HFF has arranged $220 million in financing for 1144 15th St., a 40-story, 673,852-square-foot, Class A+ office building in downtown Denver. On behalf of the borrowers, Hines and its equity partner, HFF secured a 17-year, fixed-rate permanent loan through a national life insurance company. HFF had also worked on behalf of Hines to arrange construction financing for the project through Wells Fargo Bank in 2015. The new permanent loan replaces that construction financing deal.
Completed just last year, the tower also includes 5,770 square feet of ground-level retail and 13 stories of parking totaling 858 spaces. The property was the first high-rise office development in Denver in more than 30 years. Major tenants include Gates Industrial Corp., Optiv Security Inc. and law firm Faegre Baker Daniels. The building is about 95 percent occupied, according to information provided to Commercial Property Executive by Yardi Matrix.
Chipotle Mexican Grill Inc. occupies about 126,000 square feet in the building, having consolidated 400 to 450 employees there from multiple locations in Denver. In May 2018, however, the company announced that it would be relocating its headquarters from Denver to Newport Beach, Calif., with some Denver-based functions moving instead to Columbus, Ohio.
The building’s location in the CBD’s Midtown West micro-market is convenient to the Convention Center Station light rail stop and the Free MallRide on the 16th Street Mall, providing access throughout downtown Denver. The property is also close to the Colorado Convention Center, the Denver Center for Performing Arts, Larimer Square and the 16th Street Pedestrian Mall.
The HFF debt placement team representing the borrower included Eric Tupler, senior managing director.
“Our partnership set out with a long-range view in developing and owning this asset,” Jay Despard, senior managing director for Hines in Colorado, said in a prepared statement. “The permanent financing we recently obtained is a testament to the building’s position in the marketplace and to the core nature of the finished product and tenant roster.”
Strong construction, steady absorption
Denver’s CBD Class A office market has an average vacancy of 12.6 percent, versus 11.6 percent in the prior quarter, according to a first-quarter report from Colliers International. Net absorption in the first quarter was only 235,000 square feet, against deliveries of 279,000 square feet, on an inventory of 26.1 million square feet.

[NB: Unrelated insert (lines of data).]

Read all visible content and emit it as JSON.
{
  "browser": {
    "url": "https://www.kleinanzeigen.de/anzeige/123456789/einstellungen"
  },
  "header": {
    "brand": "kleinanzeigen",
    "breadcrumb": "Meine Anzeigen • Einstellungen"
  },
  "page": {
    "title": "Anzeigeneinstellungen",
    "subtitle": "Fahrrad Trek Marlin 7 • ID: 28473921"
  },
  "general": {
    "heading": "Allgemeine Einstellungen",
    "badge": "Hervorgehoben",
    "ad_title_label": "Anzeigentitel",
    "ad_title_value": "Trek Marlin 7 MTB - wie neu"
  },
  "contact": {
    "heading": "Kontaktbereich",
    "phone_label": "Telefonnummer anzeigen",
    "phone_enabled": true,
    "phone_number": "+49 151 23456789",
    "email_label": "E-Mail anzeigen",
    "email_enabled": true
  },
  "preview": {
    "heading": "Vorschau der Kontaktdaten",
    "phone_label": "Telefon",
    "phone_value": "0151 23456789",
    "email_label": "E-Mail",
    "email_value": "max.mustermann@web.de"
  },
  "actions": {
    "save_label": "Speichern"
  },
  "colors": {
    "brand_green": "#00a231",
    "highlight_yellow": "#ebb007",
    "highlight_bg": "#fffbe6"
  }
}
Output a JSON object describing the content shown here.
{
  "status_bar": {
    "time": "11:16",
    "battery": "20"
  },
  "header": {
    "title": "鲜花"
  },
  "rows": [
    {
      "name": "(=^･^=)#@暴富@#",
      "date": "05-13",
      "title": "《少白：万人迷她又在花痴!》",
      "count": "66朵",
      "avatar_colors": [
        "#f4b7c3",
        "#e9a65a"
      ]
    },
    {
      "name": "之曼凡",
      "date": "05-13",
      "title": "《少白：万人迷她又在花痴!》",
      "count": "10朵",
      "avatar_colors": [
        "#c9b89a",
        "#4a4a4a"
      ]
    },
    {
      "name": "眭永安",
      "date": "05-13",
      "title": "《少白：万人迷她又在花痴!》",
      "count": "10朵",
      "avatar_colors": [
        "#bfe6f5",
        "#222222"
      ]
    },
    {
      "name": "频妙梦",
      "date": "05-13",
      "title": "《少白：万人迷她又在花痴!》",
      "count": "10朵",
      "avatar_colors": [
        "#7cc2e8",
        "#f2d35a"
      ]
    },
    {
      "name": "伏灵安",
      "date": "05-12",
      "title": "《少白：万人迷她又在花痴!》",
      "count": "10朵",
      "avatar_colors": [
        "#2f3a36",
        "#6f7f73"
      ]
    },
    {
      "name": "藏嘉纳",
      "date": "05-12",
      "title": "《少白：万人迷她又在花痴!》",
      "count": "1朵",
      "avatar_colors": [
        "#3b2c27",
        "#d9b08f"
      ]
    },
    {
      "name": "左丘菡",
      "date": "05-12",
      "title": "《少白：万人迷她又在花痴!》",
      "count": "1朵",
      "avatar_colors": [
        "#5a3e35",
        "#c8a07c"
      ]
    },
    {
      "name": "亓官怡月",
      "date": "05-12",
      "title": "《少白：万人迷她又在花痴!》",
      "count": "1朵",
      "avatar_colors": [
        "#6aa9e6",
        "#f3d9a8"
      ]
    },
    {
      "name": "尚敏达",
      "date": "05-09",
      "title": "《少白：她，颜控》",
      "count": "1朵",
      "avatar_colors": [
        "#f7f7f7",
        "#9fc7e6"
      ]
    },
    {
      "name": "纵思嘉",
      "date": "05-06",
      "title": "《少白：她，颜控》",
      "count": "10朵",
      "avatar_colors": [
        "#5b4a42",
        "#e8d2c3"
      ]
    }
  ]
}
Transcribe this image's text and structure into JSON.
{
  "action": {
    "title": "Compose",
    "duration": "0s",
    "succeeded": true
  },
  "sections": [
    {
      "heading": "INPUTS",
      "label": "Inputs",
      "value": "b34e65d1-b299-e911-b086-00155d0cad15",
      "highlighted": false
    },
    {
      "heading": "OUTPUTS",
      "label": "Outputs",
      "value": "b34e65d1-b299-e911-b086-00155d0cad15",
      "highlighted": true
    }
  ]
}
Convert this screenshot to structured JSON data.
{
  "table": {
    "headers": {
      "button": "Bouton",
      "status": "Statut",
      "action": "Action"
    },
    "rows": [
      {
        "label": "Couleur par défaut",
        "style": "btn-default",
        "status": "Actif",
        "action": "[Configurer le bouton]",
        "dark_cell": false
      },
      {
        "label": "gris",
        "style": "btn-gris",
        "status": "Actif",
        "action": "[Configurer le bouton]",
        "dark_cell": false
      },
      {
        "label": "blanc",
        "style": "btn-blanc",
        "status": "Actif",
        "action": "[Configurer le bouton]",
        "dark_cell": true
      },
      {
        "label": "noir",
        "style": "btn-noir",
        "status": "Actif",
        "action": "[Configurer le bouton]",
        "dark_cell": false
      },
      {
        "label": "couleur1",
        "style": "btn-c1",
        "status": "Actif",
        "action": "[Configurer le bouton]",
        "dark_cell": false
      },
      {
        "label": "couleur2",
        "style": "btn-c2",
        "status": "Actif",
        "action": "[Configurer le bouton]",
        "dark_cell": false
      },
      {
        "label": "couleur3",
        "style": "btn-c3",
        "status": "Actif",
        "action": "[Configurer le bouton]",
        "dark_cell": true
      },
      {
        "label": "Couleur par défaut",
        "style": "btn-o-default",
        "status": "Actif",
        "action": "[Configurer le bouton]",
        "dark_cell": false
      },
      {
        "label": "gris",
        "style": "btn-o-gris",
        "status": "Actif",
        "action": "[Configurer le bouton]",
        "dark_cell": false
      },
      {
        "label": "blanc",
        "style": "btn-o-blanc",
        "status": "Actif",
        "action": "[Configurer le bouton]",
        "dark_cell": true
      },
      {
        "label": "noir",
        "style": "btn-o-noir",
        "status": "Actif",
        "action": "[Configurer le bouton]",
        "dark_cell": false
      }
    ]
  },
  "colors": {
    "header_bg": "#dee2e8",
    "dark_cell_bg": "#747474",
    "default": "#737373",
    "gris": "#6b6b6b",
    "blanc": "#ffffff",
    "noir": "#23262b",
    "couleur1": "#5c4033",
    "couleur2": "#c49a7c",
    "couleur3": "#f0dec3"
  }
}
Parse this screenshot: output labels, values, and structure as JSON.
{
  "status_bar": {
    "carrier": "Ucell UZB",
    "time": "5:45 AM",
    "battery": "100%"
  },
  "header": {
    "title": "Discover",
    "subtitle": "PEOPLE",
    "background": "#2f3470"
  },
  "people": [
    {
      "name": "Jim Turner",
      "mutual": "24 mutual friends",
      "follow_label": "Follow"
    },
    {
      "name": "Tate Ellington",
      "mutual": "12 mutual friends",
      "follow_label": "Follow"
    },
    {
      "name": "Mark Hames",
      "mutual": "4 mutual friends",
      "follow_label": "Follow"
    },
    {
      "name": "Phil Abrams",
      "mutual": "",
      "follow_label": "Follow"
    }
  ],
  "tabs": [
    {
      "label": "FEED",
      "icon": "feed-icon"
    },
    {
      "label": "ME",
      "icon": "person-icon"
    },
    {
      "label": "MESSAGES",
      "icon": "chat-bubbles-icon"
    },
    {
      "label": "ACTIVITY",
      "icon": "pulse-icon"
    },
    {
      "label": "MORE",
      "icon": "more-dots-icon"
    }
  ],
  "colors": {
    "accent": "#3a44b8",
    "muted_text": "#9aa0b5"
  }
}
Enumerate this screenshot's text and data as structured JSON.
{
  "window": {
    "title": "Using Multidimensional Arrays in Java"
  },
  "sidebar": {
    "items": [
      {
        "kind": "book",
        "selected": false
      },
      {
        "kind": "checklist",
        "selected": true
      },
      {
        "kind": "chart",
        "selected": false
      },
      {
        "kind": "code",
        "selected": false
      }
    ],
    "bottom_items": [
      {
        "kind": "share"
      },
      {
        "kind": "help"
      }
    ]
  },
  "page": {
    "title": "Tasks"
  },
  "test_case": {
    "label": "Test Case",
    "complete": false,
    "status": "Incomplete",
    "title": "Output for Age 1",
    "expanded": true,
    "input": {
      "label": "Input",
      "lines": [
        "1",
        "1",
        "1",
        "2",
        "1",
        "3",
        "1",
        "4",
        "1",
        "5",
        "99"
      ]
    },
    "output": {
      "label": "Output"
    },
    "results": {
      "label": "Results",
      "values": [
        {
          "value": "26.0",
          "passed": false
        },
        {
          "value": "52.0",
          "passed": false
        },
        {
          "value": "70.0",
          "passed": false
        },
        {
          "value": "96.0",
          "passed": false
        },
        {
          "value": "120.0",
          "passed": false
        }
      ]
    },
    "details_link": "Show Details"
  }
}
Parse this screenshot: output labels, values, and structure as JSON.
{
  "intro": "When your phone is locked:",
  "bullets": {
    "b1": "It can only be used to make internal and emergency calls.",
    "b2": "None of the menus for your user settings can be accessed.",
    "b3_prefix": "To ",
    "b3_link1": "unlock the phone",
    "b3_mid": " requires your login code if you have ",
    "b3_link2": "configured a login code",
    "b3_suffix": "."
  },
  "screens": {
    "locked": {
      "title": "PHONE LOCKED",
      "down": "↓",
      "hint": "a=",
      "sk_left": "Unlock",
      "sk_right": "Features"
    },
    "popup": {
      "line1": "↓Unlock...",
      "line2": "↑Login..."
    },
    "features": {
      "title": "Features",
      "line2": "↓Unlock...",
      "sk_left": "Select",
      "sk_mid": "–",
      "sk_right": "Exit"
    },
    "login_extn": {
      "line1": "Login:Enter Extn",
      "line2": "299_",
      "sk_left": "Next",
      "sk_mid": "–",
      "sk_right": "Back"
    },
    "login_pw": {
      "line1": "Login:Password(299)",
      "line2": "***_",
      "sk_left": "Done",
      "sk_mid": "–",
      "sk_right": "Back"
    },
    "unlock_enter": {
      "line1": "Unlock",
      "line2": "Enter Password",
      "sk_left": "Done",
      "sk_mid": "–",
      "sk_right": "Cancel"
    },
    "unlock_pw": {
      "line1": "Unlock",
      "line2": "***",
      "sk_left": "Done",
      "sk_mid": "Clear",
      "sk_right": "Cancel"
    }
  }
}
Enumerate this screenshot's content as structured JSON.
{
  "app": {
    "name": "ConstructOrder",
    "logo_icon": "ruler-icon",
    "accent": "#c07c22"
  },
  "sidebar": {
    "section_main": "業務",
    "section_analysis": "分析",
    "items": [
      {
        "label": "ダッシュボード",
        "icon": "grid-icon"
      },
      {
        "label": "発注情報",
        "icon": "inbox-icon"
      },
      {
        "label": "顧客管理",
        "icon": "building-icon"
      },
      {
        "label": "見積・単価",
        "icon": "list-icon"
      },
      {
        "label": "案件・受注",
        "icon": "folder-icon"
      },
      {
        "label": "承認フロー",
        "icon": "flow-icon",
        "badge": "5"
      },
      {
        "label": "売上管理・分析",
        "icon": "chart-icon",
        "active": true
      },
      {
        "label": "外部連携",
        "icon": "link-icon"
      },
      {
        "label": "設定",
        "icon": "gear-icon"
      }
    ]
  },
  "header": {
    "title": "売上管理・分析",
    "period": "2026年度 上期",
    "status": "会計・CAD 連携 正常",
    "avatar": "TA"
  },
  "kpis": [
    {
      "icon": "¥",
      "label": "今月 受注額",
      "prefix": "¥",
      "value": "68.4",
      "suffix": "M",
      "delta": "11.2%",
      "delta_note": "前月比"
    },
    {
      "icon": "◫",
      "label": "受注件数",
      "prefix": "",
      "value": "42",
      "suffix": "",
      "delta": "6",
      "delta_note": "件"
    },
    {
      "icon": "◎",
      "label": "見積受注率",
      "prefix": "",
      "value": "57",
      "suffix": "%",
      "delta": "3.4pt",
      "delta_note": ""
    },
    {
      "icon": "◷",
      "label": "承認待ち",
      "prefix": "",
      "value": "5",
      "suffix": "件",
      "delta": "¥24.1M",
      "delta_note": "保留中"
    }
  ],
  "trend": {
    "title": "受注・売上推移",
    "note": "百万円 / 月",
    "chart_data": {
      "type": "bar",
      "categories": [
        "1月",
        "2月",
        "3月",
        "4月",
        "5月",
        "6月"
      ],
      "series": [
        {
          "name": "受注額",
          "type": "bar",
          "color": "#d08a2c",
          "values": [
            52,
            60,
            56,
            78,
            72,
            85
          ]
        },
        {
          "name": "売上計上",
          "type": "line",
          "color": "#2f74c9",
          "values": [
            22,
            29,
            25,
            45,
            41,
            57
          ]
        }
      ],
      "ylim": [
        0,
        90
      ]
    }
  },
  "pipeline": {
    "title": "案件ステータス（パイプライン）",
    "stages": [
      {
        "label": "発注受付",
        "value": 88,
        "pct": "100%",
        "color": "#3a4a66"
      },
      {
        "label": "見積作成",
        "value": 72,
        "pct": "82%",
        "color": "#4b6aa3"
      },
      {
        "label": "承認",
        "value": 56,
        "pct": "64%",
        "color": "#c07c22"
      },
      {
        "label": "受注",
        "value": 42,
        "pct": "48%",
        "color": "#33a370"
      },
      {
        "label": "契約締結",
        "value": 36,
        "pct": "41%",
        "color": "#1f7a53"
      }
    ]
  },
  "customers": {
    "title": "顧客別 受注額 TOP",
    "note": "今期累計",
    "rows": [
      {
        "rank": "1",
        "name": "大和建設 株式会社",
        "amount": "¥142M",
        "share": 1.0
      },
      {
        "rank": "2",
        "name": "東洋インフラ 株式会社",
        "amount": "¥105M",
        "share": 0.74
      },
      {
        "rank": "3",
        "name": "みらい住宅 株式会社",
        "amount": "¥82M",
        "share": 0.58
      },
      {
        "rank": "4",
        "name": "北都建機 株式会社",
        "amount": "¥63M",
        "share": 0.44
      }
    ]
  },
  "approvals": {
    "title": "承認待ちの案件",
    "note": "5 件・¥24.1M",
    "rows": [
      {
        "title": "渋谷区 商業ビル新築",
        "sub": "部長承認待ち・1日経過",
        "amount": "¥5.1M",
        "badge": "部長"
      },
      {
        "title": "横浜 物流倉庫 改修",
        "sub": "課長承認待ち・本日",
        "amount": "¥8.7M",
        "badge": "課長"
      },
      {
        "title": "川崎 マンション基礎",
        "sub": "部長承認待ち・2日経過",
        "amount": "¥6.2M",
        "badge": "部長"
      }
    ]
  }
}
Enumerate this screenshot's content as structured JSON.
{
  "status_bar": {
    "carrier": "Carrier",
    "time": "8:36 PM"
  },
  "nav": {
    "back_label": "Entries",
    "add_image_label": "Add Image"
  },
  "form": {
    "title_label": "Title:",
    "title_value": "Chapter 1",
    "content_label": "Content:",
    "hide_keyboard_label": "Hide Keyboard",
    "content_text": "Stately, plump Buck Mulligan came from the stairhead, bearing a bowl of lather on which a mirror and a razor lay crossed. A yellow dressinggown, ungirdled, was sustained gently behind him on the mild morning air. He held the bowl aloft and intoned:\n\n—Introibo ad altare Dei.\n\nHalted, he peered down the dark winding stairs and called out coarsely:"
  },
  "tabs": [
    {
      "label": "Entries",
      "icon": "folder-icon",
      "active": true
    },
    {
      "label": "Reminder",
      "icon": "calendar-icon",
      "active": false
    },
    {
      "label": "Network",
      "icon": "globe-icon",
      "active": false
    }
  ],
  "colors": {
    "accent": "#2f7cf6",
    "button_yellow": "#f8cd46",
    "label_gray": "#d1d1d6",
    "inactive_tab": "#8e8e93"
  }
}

Still, the Denver metro is enjoying substantial job creation—more than 42,000 from March 2018 to March 2019—and an unemployment rate of 3.3 percent, versus a national rate of 3.7 percent.
Another noteworthy project in downtown Denver is Continuum Partners’ A Block, which features a 55,000-square-foot office building and a 200-key Kimpton hotel at 16th and Wewatta streets, in the Denver Union Station redevelopment. HFF also placed both the construction and permanent loans on the A Block development.